La Boldrini propone il consenso scritto per consentire di fare sesso

La proposta di legge firmata da Laura Boldrini torna alla ribalta all’indomani della condanna di Ciro Grillo, suscitando dibattito sul ruolo del consenso formalizzato e sulle modalità pratiche di applicazione.

La Boldrini propone il consenso scritto per consentire di fare sesso

Nei giorni successivi alla sentenza di condanna in primo grado di Ciro Grillo e dei suoi amici, la politica italiana si è trovata a fare i conti con un’idea che molti definiscono “ludica” o addirittura inverosimile. La senatrice del Partito Democratico Valeria Valente ha infatti riproposto la famosa iniziativa dell’ex presidente della Camera Laura Boldrini, secondo cui prima di un rapporto intimo i partner dovrebbero sottoscrivere un documento scritto per attestare la propria volontà.

L’obiettivo dichiarato è chiaro: tutelare le donne, garantendo che ogni interazione avvenga in maniera consapevole e libera da coercizioni. Secondo Valente, la normativa si collocherebbe in continuità con la Convenzione di Istanbul, che sancisce come imprescindibile il consenso esplicito per definire un rapporto come libero. La proposta prevede un “contratto” da firmare prima di un eventuale incontro intimo, per evitare che un episodio di violenza venga travisato o mal interpretato nelle aule giudiziarie.

L’idea si inserisce in un dibattito più ampio sulla protezione delle persone e sulla necessità di strumenti legislativi aggiornati e concreti. Nonostante l’intento dichiarato, la proposta ha sollevato numerose perplessità. La complessità pratica di far firmare un documento prima di un rapporto rende difficile immaginare una reale applicazione quotidiana. Come si potrebbe gestire un cambiamento di opinione nel corso della relazione?

E quali effetti avrebbe un documento del genere in un contesto giudiziario?
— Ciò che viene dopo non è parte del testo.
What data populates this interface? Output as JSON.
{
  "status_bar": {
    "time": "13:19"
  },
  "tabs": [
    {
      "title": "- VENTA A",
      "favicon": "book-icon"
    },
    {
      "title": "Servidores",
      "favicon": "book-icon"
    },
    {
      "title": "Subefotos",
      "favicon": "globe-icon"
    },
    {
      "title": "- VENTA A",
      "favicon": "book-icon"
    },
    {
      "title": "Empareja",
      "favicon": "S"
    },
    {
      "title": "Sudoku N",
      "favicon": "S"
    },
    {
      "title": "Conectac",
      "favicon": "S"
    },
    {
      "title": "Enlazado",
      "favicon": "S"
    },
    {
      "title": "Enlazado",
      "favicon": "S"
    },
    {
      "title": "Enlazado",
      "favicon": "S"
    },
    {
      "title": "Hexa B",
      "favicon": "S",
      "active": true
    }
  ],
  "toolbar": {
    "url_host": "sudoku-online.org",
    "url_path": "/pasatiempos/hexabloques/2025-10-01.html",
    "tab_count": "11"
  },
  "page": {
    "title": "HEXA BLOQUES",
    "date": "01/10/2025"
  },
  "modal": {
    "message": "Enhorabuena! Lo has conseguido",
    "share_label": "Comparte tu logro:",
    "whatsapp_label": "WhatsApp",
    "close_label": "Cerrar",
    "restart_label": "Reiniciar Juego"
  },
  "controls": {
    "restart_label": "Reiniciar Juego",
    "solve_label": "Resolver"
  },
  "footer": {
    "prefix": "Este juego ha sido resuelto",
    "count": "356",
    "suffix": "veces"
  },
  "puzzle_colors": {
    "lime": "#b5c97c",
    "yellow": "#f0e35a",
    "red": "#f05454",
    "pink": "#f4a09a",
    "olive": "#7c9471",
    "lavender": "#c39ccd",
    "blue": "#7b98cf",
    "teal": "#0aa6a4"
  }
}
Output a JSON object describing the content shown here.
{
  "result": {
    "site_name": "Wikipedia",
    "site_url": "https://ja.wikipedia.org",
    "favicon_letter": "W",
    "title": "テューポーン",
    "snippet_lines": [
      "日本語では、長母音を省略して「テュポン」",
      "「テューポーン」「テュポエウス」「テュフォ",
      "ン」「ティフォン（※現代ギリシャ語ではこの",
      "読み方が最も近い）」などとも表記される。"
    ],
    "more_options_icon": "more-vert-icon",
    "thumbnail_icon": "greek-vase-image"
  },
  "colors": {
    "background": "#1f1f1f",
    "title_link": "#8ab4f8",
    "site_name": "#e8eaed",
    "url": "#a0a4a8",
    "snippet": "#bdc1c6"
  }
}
Il rischio, secondo molti critici, è che la legge si trasformi in un esercizio teorico più che in uno strumento efficace di tutela. Inoltre, l’idea del cosiddetto “green pass dell’amore”, come l’hanno soprannominata alcuni commentatori, rischia di apparire più come una trovata mediatica che come un intervento normativo concreto.

La normativa già esistente contro gli abusi prevede implicitamente l’assenza di consenso come elemento centrale: è su questo principio che si basano le sentenze dei tribunali, inclusi casi come quello di Grillo. Inserire un passaggio burocratico aggiuntivo, per quanto simbolico, potrebbe quindi risultare superfluo e difficilmente implementabile nella realtà. In definitiva, la proposta Boldrini-Valente evidenzia la tensione tra necessità di tutela e praticabilità delle norme. Se da un lato richiama l’attenzione sull’importanza del consenso e sulla protezione dei più vulnerabili, dall’altro dimostra come alcune iniziative legislative possano apparire distanti dalla vita quotidiana, generando più polemica che risultati concreti. Rimane dunque fondamentale lavorare su strumenti efficaci, educazione e sensibilizzazione, piuttosto che su soluzioni formalistiche che rischiano di complicare ulteriormente la materia.